A Bus Trip into Denali National Park (and back)
DENALI, ALASKA- There are two different kinds of bus tours you can take in Denali: the National Park Service shuttle bus (cheap option), and a narrated day tour (expensive option). The Parks Service shuttle bus, pictured at right, will let you off anywhere you please along the side of the road, and pick you up wherever you are thumbing a ride. The driver will stop and let you take pictures of animals, and will likely provide commentary about the park history, weather conditions, life during the winter, animal migration patterns, and anything else you might have a question about. The narrated tour will serve you lunch, and cost you more money. Other than that, there is little practical difference, and virtually no reason for me to distinguish between the two.
The park road (not to be confused with the George Parks Highway) is the only way you can get a vehicle into the park.

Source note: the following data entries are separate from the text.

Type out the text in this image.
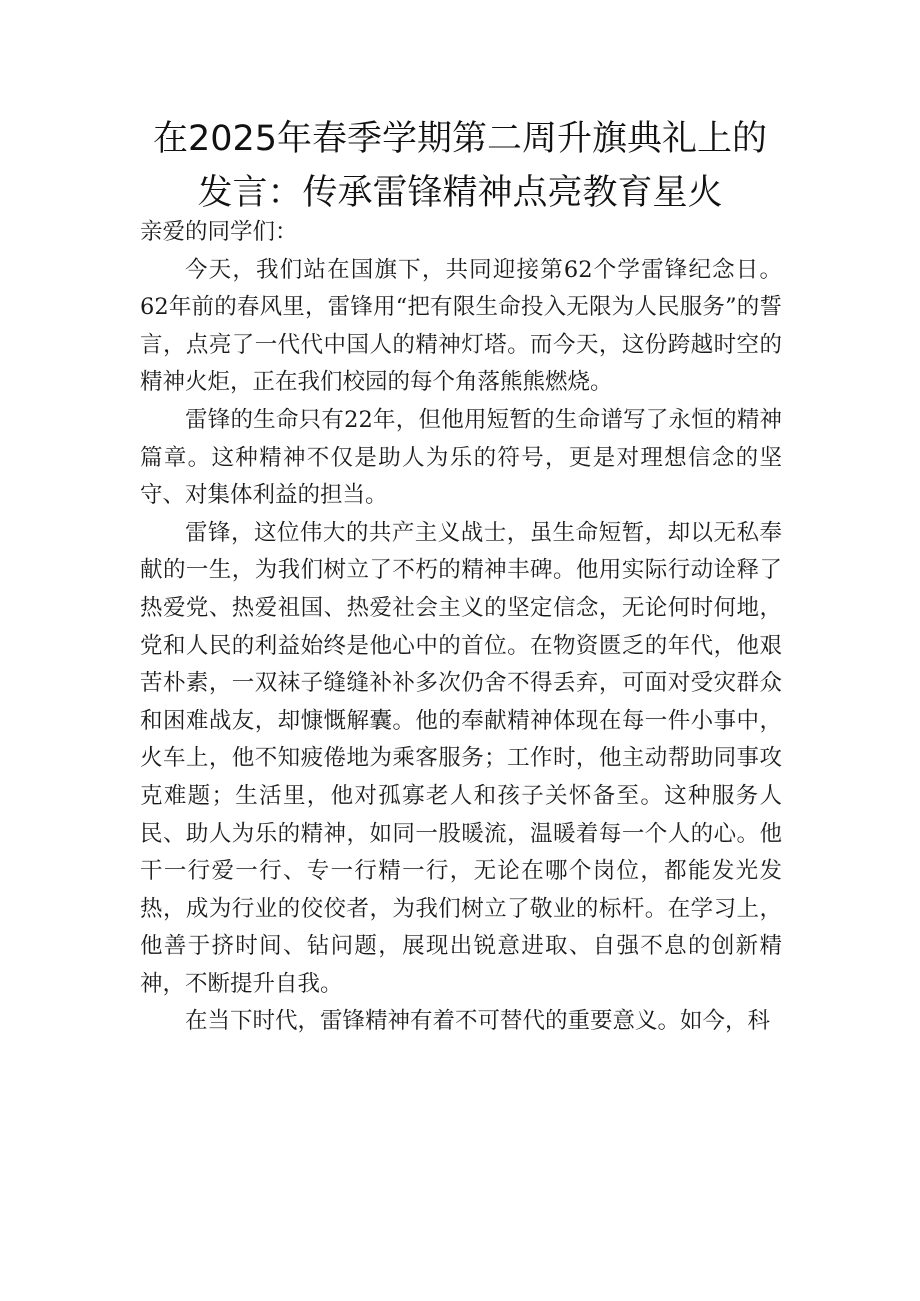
在2025年春季学期第二周升旗典礼上的发言：传承雷锋精神点亮教育星火

亲爱的同学们：

今天，我们站在国旗下，共同迎接第62个学雷锋纪念日。62年前的春风里，雷锋用“把有限生命投入无限为人民服务”的誓言，点亮了一代代中国人的精神灯塔。而今天，这份跨越时空的精神火炬，正在我们校园的每个角落熊熊燃烧。

雷锋的生命只有22年，但他用短暂的生命谱写了永恒的精神篇章。这种精神不仅是助人为乐的符号，更是对理想信念的坚守、对集体利益的担当。

雷锋，这位伟大的共产主义战士，虽生命短暂，却以无私奉献的一生，为我们树立了不朽的精神丰碑。他用实际行动诠释了热爱党、热爱祖国、热爱社会主义的坚定信念，无论何时何地，党和人民的利益始终是他心中的首位。在物资匮乏的年代，他艰苦朴素，一双袜子缝缝补补多次仍舍不得丢弃，可面对受灾群众和困难战友，却慷慨解囊。他的奉献精神体现在每一件小事中，火车上，他不知疲倦地为乘客服务；工作时，他主动帮助同事攻克难题；生活里，他对孤寡老人和孩子关怀备至。这种服务人民、助人为乐的精神，如同一股暖流，温暖着每一个人的心。他干一行爱一行、专一行精一行，无论在哪个岗位，都能发光发热，成为行业的佼佼者，为我们树立了敬业的标杆。在学习上，他善于挤时间、钻问题，展现出锐意进取、自强不息的创新精神，不断提升自我。

在当下时代，雷锋精神有着不可替代的重要意义。如今，科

You can drive your own car up to 15 miles on this road before it transforms into a dusty pile of gravel blocked off by Park Rangers, where only buses are allowed to pass through…so yes, you can take a little trip in your rental car, and have a chance at seeing Denali, but that’s just for a bit of the afternoon (see below for a photo of the mountain from mile 13). If you want to see the whole of the park, you need to get on a bus, and you’ll need to get on a bus pretty early in the day.
The bus ride will take you past scenery you’ve likely never before laid your eyes upon…over 92 miles you will twist and turn around hairpin turns like to leave you a little queasy if you’re predisposed to that sort of thing. Keep your eyes peeled for the length of the journey, since there is wildlife all around you: the big four to keep a lookout for are Grizzly Bears, Moose, Caribou, and Dall sheep. It’s likely someone will tell you that you’ve hit a Grand Slam if you see all four in a single day.

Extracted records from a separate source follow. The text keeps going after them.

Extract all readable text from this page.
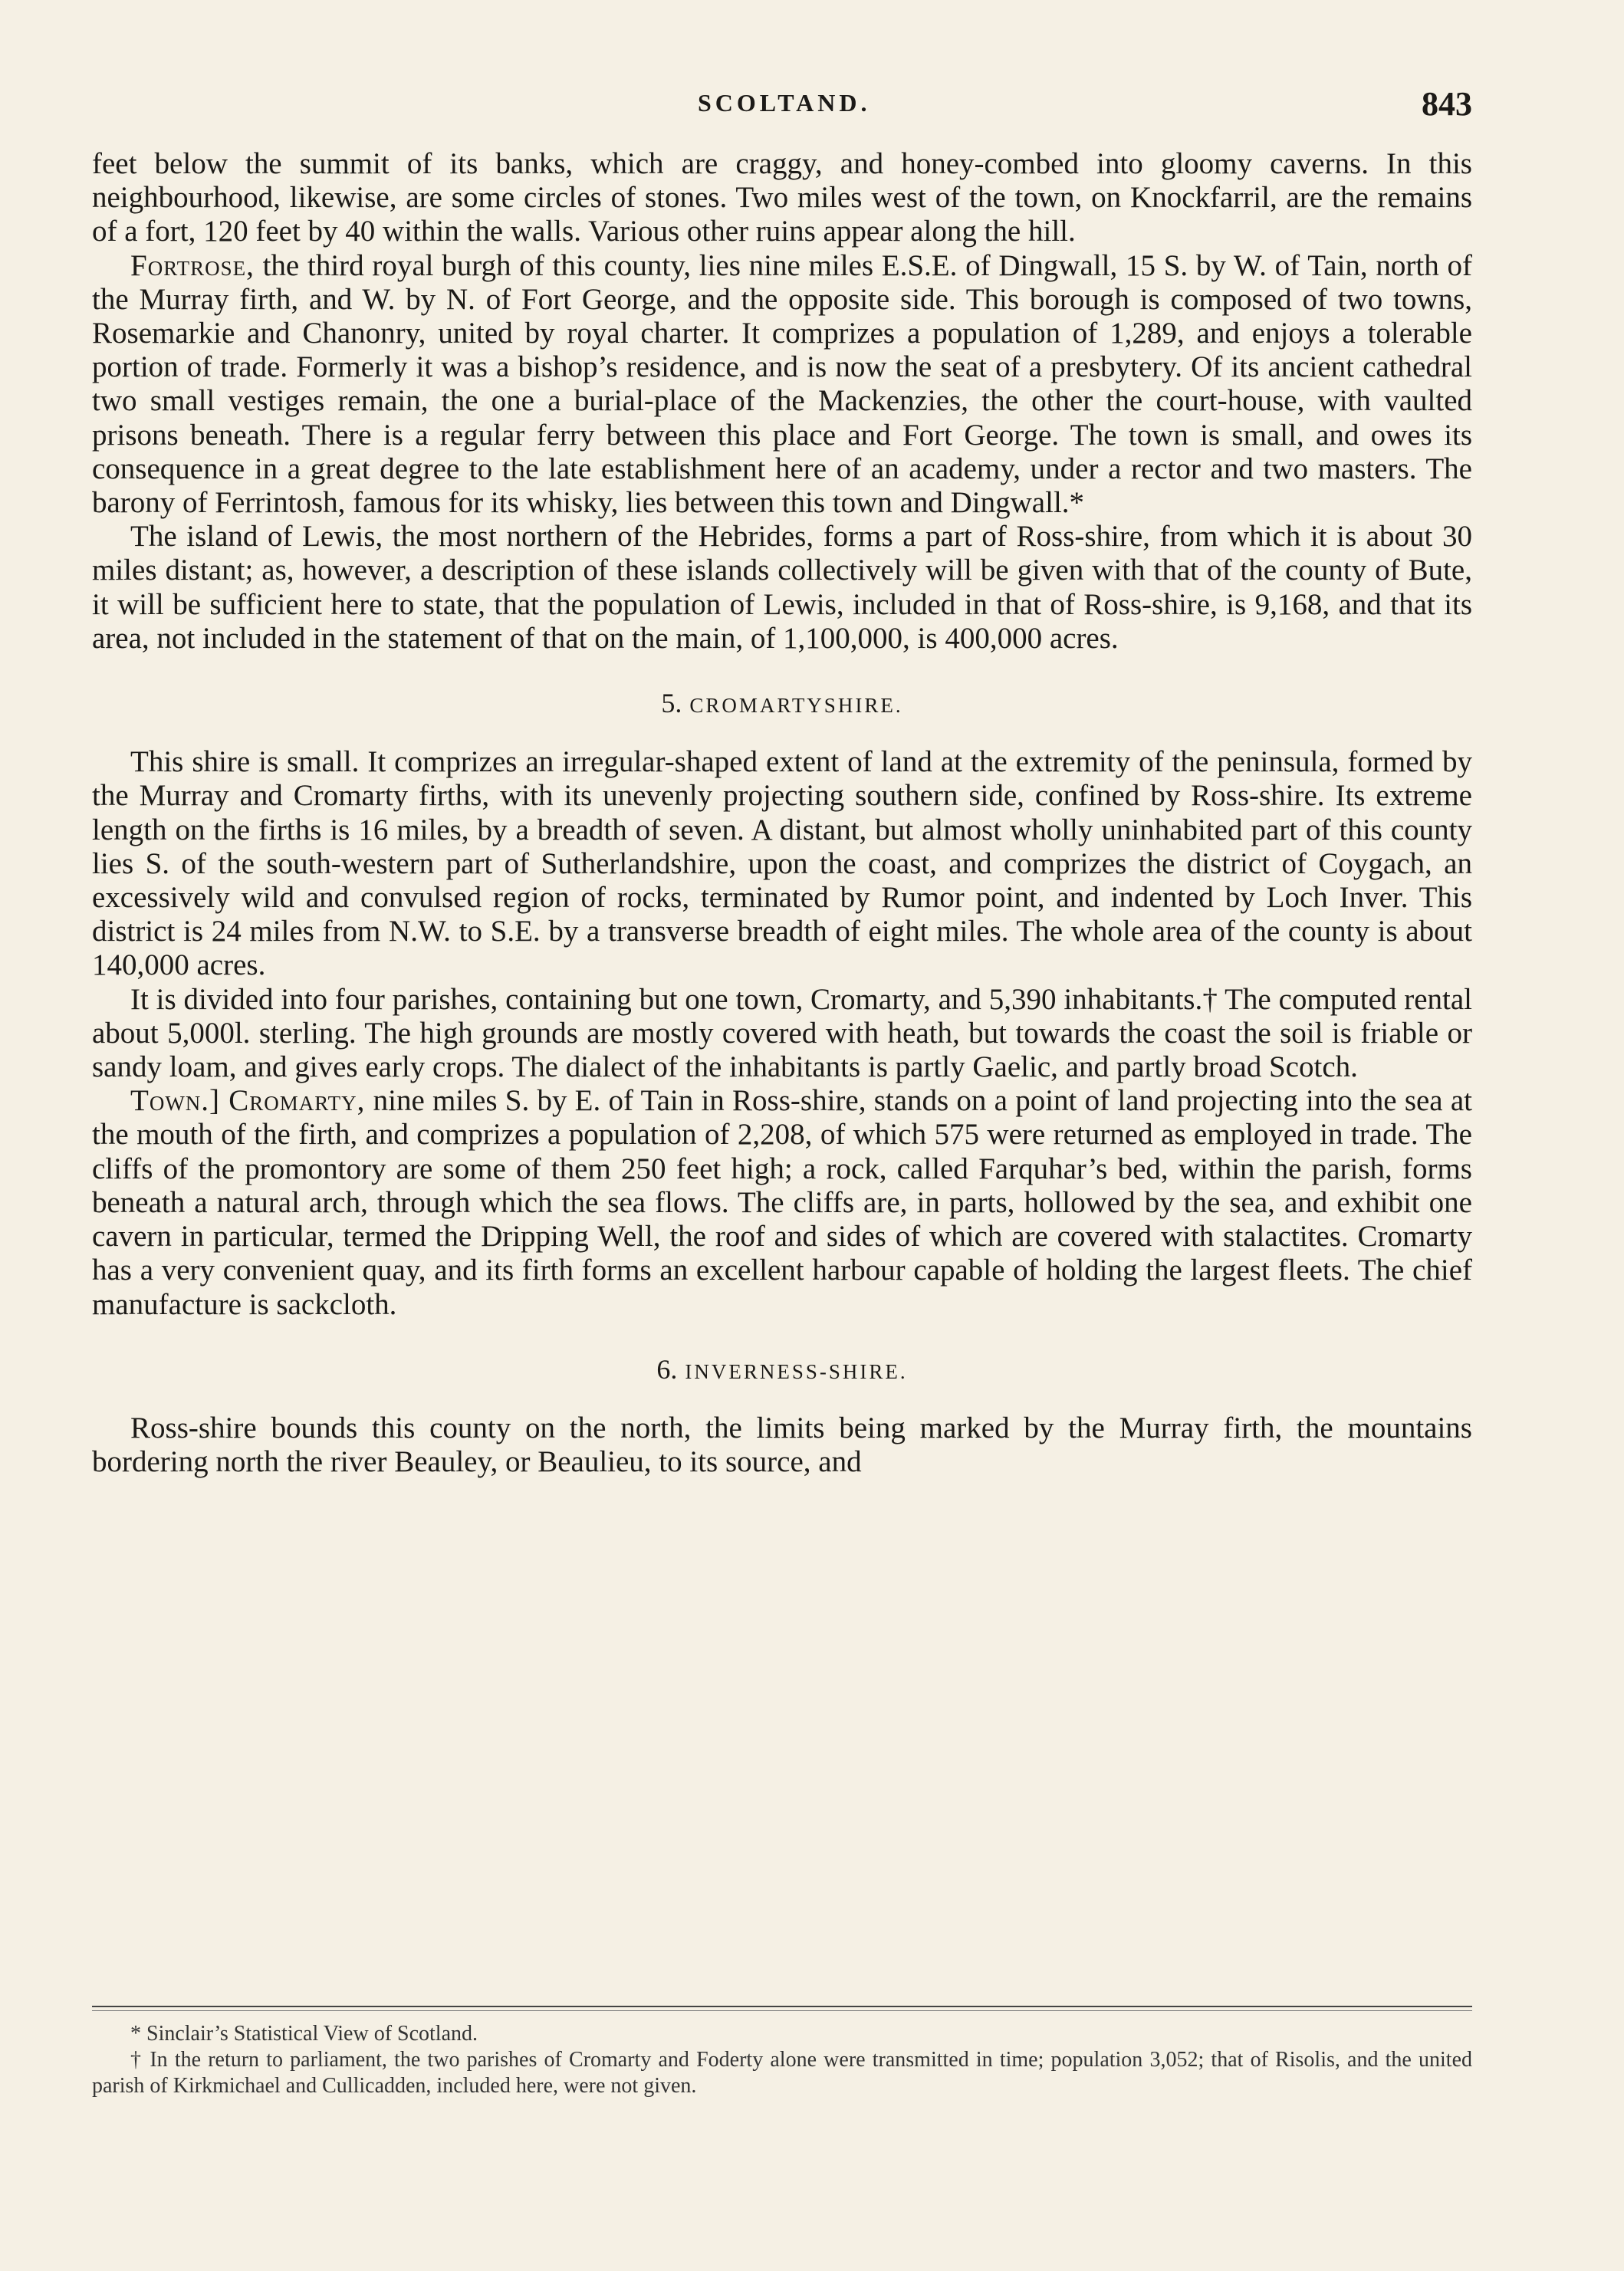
SCOLTAND.	843

feet below the summit of its banks, which are craggy, and honey-combed into gloomy caverns. In this neighbourhood, likewise, are some circles of stones. Two miles west of the town, on Knockfarril, are the remains of a fort, 120 feet by 40 within the walls. Various other ruins appear along the hill.

Fortrose, the third royal burgh of this county, lies nine miles E.S.E. of Dingwall, 15 S. by W. of Tain, north of the Murray firth, and W. by N. of Fort George, and the opposite side. This borough is composed of two towns, Rosemarkie and Chanonry, united by royal charter. It comprizes a population of 1,289, and enjoys a tolerable portion of trade. Formerly it was a bishop’s residence, and is now the seat of a presbytery. Of its ancient cathedral two small vestiges remain, the one a burial-place of the Mackenzies, the other the court-house, with vaulted prisons beneath. There is a regular ferry between this place and Fort George. The town is small, and owes its consequence in a great degree to the late establishment here of an academy, under a rector and two masters. The barony of Ferrintosh, famous for its whisky, lies between this town and Dingwall.*

The island of Lewis, the most northern of the Hebrides, forms a part of Ross-shire, from which it is about 30 miles distant; as, however, a description of these islands collectively will be given with that of the county of Bute, it will be sufficient here to state, that the population of Lewis, included in that of Ross-shire, is 9,168, and that its area, not included in the statement of that on the main, of 1,100,000, is 400,000 acres.

5. CROMARTYSHIRE.

This shire is small. It comprizes an irregular-shaped extent of land at the extremity of the peninsula, formed by the Murray and Cromarty firths, with its unevenly projecting southern side, confined by Ross-shire. Its extreme length on the firths is 16 miles, by a breadth of seven. A distant, but almost wholly uninhabited part of this county lies S. of the south-western part of Sutherlandshire, upon the coast, and comprizes the district of Coygach, an excessively wild and convulsed region of rocks, terminated by Rumor point, and indented by Loch Inver. This district is 24 miles from N.W. to S.E. by a transverse breadth of eight miles. The whole area of the county is about 140,000 acres.

It is divided into four parishes, containing but one town, Cromarty, and 5,390 inhabitants.† The computed rental about 5,000l. sterling. The high grounds are mostly covered with heath, but towards the coast the soil is friable or sandy loam, and gives early crops. The dialect of the inhabitants is partly Gaelic, and partly broad Scotch.

Town.] Cromarty, nine miles S. by E. of Tain in Ross-shire, stands on a point of land projecting into the sea at the mouth of the firth, and comprizes a population of 2,208, of which 575 were returned as employed in trade. The cliffs of the promontory are some of them 250 feet high; a rock, called Farquhar’s bed, within the parish, forms beneath a natural arch, through which the sea flows. The cliffs are, in parts, hollowed by the sea, and exhibit one cavern in particular, termed the Dripping Well, the roof and sides of which are covered with stalactites. Cromarty has a very convenient quay, and its firth forms an excellent harbour capable of holding the largest fleets. The chief manufacture is sackcloth.

6. INVERNESS-SHIRE.

Ross-shire bounds this county on the north, the limits being marked by the Murray firth, the mountains bordering north the river Beauley, or Beaulieu, to its source, and

* Sinclair’s Statistical View of Scotland.

† In the return to parliament, the two parishes of Cromarty and Foderty alone were transmitted in time; population 3,052; that of Risolis, and the united parish of Kirkmichael and Cullicadden, included here, were not given.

You’d be part of a lucky few if you had the chance to see wolves, lynx, or bald eagles. Many people come to Denali with the expectation that the animals will be on display for their pleasure, and this is certainly not the case. You are taking a trip through wild terrain, and would be quite fortunate to see any animal at all--it is, after all, a National Park dedicated to preserving untouched wild. It is not a zoo.
However, as much interest as people have in animals, the crown jewel of the park is the mountain itself: Denali. Shockingly, only some thirty percent of visitors to the park have the chance to see the mountain itself. So large that it creates its own weather patterns independent of the rest of the area, it’s often shrouded in mist or simply covered by the clouds (see the photo to the right for what the mountain looks like when hidden). It’s the rare individual that gets the chance to see “the Great One” in all its glory: against a backdrop of blue sky, the sheer verisimilitude of the North Face rising up some twenty thousand feet miles across the tundra. It’s truly a sight to behold.

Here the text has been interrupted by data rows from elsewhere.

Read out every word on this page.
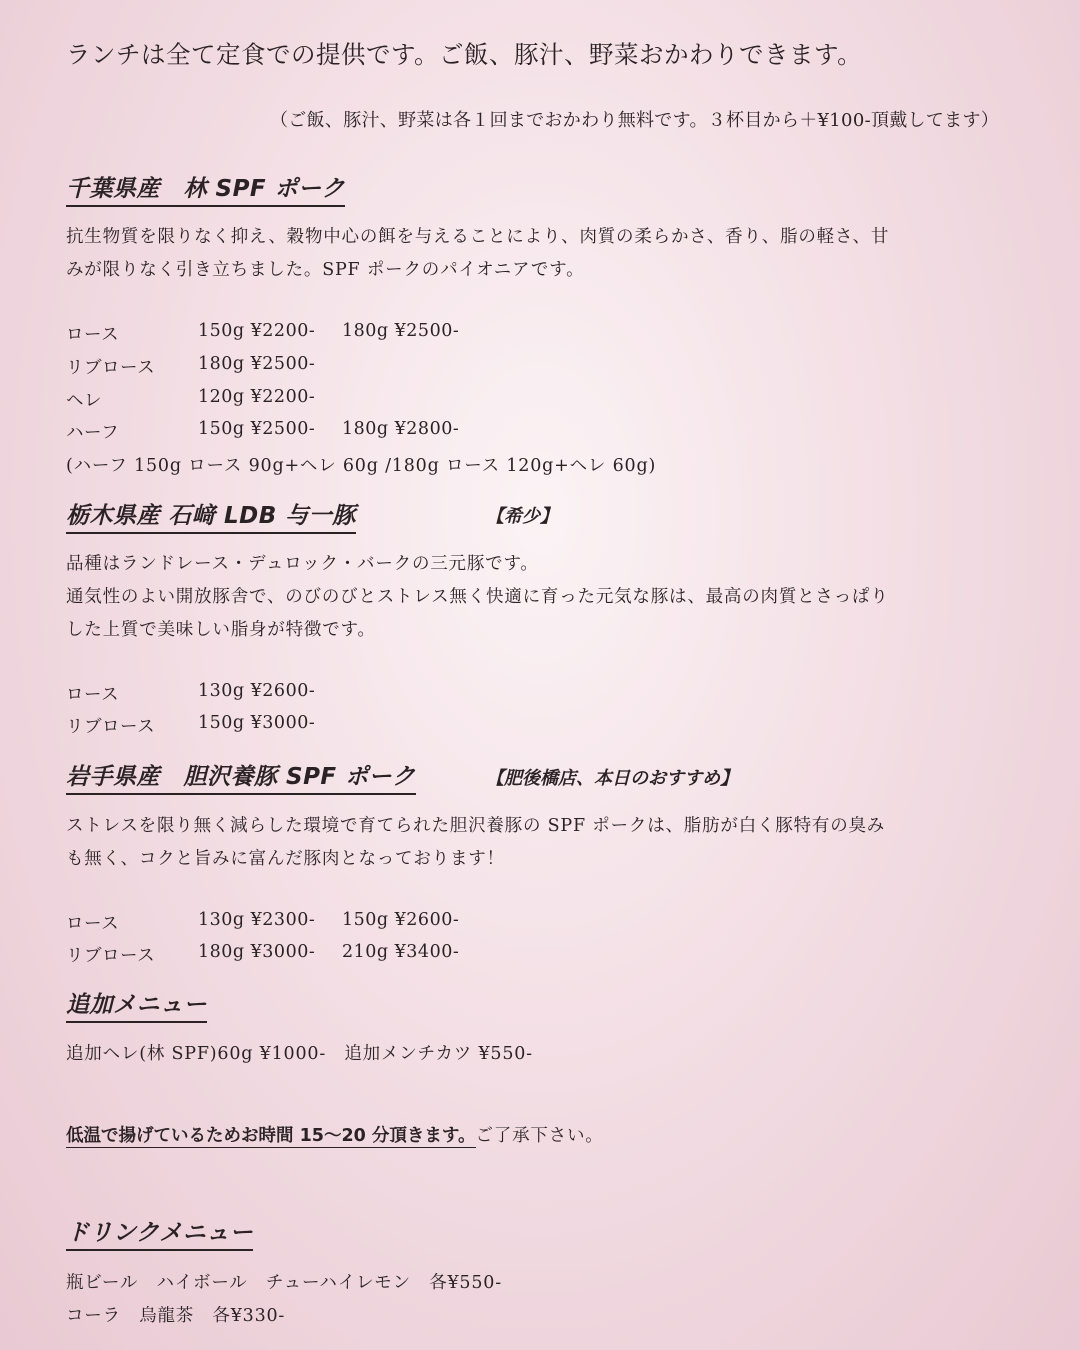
ランチは全て定食での提供です。ご飯、豚汁、野菜おかわりできます。
（ご飯、豚汁、野菜は各１回までおかわり無料です。３杯目から＋¥100-頂戴してます）
千葉県産　林 SPF ポーク
抗生物質を限りなく抑え、穀物中心の餌を与えることにより、肉質の柔らかさ、香り、脂の軽さ、甘
みが限りなく引き立ちました。SPF ポークのパイオニアです。
ロース	150g ¥2200- 180g ¥2500-
リブロース 180g ¥2500-
ヘレ	120g ¥2200-
ハーフ	150g ¥2500- 180g ¥2800-
(ハーフ 150g ロース 90g+ヘレ 60g /180g ロース 120g+ヘレ 60g)
栃木県産 石﨑 LDB 与一豚	【希少】
品種はランドレース・デュロック・バークの三元豚です。
通気性のよい開放豚舎で、のびのびとストレス無く快適に育った元気な豚は、最高の肉質とさっぱり
した上質で美味しい脂身が特徴です。
ロース	130g ¥2600-
リブロース 150g ¥3000-
岩手県産　胆沢養豚 SPF ポーク	【肥後橋店、本日のおすすめ】
ストレスを限り無く減らした環境で育てられた胆沢養豚の SPF ポークは、脂肪が白く豚特有の臭み
も無く、コクと旨みに富んだ豚肉となっております！
ロース	130g ¥2300- 150g ¥2600-
リブロース 180g ¥3000- 210g ¥3400-
追加メニュー
追加ヘレ(林 SPF)60g ¥1000-　追加メンチカツ ¥550-
低温で揚げているためお時間 15〜20 分頂きます。ご了承下さい。
ドリンクメニュー
瓶ビール　ハイボール　チューハイレモン　各¥550-
コーラ　烏龍茶　各¥330-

You will likely pass your thirteen-hour bus ride gazing out the window in awe, or, in many cases, boredom. The landscape can become repetitive, and this is only exaggerated on a rainy, cloudy day where you can barely see out the window. Some folks just don't like sitting on a bus for that long, but if you're lucky, you just might see what you came to Denali for--a grand slam, or the ultimate home run: Denali itself.